Author(s): Duboc H, Rainteau D, Rajca S, Humbert L, Farabos D, Maubert M, et al


Background Irritable bowel syndrome (IBS) is a multifactorial disease for which a dysbiosis of the gut microbiota has been described. Bile acids (BA) could play a role as they are endogenous laxatives and are metabolized by gut microbiota. We compared fecal BA profiles and microbiota in healthy subjects (HS) and patients with diarrhea-predominant IBS (IBS-D), and we searched for an association with symptoms. Methods Clinical features and stool samples were collected in IBS-D patients and HS. Fecal BA profiles were generated using HPLC coupled to tandem mass spectrometry.

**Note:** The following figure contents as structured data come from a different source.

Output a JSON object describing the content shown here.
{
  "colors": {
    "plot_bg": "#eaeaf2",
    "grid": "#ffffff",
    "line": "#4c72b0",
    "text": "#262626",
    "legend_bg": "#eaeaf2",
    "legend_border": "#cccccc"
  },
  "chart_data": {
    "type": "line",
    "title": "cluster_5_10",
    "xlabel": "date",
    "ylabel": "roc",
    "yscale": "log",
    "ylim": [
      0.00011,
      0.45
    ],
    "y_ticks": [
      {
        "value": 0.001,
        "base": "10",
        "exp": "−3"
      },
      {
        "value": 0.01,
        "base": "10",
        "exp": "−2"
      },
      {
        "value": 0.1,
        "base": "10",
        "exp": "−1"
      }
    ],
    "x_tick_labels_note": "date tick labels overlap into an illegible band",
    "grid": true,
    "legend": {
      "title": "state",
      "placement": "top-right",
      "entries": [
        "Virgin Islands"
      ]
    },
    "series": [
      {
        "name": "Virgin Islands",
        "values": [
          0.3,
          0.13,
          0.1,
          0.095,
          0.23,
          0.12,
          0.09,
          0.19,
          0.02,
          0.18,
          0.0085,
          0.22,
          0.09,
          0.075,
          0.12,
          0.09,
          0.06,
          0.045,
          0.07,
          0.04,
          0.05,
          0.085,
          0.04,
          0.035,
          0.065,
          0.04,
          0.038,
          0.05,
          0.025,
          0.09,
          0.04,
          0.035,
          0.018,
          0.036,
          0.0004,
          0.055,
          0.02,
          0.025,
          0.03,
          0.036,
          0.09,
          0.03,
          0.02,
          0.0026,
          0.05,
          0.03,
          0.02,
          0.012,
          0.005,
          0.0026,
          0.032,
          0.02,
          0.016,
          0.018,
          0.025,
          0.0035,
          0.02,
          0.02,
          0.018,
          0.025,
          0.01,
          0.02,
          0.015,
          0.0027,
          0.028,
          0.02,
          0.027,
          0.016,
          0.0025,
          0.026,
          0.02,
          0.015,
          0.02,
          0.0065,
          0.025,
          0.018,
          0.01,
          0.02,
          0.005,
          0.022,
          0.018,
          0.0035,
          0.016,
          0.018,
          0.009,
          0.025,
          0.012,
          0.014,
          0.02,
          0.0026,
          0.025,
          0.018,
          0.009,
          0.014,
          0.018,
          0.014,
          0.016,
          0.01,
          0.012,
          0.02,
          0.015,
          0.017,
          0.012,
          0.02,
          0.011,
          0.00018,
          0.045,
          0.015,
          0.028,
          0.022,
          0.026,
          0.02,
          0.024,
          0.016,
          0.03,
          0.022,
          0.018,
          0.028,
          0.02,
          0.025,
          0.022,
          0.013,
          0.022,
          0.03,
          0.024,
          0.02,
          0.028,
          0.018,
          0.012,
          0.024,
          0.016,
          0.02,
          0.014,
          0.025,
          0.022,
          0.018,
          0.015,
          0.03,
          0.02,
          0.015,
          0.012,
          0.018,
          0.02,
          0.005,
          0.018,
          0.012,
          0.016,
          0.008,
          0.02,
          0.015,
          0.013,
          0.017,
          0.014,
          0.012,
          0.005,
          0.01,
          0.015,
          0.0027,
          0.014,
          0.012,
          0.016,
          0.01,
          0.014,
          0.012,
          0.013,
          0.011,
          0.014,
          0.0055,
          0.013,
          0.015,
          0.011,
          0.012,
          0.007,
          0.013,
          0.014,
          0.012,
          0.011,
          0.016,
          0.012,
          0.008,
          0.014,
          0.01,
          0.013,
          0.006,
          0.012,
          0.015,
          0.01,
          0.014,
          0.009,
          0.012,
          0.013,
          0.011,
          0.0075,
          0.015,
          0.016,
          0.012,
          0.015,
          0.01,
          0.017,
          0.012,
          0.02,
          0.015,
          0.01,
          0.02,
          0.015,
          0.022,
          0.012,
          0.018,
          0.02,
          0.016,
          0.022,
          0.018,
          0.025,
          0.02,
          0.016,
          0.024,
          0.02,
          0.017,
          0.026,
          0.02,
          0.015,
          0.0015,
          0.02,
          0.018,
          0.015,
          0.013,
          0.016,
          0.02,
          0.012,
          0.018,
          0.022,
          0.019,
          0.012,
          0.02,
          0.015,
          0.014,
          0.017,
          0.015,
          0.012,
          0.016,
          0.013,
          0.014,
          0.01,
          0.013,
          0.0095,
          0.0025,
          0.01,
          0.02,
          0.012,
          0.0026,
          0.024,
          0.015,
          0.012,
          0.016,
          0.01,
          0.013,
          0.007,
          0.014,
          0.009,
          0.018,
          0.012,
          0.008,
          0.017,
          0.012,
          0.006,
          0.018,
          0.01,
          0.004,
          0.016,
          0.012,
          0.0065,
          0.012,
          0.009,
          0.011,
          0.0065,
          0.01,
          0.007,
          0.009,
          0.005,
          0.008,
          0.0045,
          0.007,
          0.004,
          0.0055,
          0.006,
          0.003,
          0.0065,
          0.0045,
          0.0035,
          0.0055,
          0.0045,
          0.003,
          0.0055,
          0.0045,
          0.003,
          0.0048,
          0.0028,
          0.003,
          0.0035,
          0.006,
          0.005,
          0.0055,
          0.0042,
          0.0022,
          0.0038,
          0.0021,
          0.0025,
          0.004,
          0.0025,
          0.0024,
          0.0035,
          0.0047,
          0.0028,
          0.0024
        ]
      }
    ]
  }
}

The fecal microbiota composition was assessed by q-PCR targeting dominant bacterial groups and species implicated in BA transformation. Key Results Fourteen IBS-D patients and 18 HS were included. The two groups were comparable in terms of age and sex. The percentage of fecal primary BA was significantly higher in IBS-D patients than in HS, and it was significantly correlated with stool consistency and frequency. Fecal counts of all bacteria, lactobacillus, coccoides, leptum and Faecalibacterium prausnitzii were similar. There was a significant increase of Escherichia coli and a significant decrease of leptum and bifidobacterium in IBS-D patients. Conclusions & Inferences We report an increase of primary BA in the feces of IBS-D patients compared to HS, correlated with stool consistency and frequency. A dysbiosis of different bacterial groups was detected, some of them involved in BA transformation. As the gut microbiota is the exclusive pathway to transform primary into secondary BA, this suggests a functional consequence of dysbiosis, leading to lower BA transformation.